Now, things like this start to have cumulative influences on the world. With ground traffic made largely obsolete, there’s no need for the road grid any more. All that square footage can be reclaimed and either redeveloped into living space or (the plan I prefer) allowed to go back to the wild. This isn’t a minor factor; as a culture we set aside enormous amounts of land for our highway systems so we can connect our various living areas together using an arterial network that allows us to move people and vital supplies from one area to another. If all that space is suddenly available for other uses, well… given that this is my Paradise Planet, nearly all the developers will already be off in some alternate dimension crapping all over Earths where sentient life never evolved, so that leaves my particular ideal world right where I want it… greening up again, as fast as the natural cycle allows.

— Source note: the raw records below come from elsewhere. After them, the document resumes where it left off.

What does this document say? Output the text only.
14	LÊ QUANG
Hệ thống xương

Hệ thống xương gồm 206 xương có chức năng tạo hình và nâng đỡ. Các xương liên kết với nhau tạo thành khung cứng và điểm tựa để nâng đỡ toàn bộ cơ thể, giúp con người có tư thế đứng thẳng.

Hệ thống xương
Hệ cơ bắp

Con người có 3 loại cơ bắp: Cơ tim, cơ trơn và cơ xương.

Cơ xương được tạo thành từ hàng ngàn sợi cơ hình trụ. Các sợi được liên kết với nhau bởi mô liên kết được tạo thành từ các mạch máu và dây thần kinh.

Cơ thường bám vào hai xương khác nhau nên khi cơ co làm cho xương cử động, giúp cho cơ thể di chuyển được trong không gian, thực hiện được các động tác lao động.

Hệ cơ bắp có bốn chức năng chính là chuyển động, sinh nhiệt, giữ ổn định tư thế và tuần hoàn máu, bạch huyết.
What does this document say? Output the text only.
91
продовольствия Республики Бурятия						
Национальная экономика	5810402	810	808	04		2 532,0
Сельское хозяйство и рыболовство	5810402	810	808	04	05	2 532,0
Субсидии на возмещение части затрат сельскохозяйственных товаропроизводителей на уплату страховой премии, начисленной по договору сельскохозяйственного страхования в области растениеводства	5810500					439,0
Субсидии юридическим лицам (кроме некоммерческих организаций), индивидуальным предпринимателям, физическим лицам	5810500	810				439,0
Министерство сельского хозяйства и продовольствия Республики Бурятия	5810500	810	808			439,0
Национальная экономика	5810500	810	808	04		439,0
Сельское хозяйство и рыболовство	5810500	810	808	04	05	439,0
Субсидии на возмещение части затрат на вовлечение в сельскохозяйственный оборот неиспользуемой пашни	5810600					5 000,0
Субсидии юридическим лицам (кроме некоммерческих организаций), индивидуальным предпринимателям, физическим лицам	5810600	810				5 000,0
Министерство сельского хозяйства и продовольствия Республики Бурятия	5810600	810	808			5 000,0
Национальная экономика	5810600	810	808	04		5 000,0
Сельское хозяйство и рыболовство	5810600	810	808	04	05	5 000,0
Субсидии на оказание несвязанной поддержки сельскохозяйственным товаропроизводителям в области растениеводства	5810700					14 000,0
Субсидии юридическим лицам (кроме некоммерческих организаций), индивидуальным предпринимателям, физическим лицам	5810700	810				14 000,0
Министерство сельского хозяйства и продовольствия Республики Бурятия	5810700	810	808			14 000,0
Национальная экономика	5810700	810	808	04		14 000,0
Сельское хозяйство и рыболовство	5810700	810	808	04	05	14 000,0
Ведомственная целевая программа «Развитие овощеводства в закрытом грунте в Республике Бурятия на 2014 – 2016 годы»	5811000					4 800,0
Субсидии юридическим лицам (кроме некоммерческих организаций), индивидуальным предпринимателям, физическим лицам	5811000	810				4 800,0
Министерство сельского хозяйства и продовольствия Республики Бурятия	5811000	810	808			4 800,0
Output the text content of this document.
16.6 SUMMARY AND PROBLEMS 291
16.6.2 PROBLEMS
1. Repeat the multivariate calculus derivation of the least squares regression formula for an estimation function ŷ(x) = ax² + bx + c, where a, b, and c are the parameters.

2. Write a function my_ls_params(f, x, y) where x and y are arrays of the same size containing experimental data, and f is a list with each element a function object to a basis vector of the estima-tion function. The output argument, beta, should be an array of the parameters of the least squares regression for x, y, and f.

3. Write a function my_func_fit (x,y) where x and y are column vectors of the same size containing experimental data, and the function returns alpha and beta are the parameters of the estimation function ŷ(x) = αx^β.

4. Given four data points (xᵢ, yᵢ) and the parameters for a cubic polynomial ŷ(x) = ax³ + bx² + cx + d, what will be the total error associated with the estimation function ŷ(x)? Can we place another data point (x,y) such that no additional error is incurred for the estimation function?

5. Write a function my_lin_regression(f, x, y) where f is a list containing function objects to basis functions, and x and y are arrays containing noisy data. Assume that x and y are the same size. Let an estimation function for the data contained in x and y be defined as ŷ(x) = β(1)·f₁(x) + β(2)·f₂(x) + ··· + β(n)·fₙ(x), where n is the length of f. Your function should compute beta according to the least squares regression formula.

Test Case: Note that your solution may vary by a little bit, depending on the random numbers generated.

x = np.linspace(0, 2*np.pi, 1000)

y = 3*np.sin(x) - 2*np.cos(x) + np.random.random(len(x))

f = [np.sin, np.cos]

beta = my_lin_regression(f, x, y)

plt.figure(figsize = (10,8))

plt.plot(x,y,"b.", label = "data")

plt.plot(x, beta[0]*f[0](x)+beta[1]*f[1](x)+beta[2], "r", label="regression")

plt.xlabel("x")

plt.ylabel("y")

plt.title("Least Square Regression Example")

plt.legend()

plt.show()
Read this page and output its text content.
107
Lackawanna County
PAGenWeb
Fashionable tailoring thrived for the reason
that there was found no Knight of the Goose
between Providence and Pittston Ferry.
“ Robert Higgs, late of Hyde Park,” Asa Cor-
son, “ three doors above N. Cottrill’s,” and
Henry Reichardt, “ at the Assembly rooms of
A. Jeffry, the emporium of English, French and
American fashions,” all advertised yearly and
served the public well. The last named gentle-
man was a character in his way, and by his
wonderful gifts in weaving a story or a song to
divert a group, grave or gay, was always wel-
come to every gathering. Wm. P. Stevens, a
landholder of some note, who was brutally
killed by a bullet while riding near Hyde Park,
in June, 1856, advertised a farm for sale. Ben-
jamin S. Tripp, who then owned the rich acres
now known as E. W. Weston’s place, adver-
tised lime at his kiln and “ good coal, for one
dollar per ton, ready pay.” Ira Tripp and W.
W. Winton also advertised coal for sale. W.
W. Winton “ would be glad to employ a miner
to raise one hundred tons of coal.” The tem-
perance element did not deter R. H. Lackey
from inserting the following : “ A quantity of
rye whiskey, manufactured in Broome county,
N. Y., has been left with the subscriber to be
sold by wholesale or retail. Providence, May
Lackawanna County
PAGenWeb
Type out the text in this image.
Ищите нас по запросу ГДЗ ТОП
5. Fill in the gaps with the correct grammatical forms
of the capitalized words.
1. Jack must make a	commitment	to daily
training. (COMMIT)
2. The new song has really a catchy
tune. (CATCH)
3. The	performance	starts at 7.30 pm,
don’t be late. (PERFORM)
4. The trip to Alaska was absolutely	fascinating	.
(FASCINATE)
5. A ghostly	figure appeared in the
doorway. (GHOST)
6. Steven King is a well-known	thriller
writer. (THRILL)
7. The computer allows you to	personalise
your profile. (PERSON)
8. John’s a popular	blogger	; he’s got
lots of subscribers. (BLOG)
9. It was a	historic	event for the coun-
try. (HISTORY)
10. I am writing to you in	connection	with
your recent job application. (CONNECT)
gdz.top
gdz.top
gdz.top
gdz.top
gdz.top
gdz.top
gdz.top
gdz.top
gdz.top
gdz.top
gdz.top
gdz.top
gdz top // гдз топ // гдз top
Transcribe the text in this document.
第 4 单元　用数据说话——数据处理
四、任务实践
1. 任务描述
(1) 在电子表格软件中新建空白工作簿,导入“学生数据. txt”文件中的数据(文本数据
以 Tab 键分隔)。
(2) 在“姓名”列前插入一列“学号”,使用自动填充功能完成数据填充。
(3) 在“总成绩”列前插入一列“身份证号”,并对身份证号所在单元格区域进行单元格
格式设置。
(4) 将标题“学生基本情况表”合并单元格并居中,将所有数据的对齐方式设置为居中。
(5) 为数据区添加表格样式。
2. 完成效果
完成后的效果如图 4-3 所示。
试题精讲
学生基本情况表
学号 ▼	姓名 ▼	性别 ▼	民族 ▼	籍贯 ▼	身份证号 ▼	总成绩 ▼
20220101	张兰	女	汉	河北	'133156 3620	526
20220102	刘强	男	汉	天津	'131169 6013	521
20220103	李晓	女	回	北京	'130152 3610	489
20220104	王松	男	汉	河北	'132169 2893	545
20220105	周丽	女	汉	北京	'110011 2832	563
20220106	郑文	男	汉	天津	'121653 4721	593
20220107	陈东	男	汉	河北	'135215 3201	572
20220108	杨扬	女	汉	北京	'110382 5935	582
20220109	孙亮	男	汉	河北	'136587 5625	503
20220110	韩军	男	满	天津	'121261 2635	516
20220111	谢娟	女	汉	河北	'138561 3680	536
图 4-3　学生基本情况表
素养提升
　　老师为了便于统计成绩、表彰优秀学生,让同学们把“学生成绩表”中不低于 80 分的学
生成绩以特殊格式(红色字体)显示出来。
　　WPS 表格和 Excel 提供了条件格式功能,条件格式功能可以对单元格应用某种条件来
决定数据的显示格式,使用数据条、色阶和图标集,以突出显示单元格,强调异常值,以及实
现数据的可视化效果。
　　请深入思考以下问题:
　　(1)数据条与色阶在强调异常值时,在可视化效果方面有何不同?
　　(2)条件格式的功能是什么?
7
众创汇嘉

So. We’ve got cheap, unlimited energy with no meter on it. We’ve got all the clean water we want. We’ve got a bottomless pit to toss our trash into, and get electricity back out of it. We’ve got flying vehicles to let us get around. We’ve got the capacity to pull any salt or mineral we want out of seawater, leaving us with an economy that is almost necessarily fiat, as it can’t be based on any sort of rare earth. What was that last thing I mentioned…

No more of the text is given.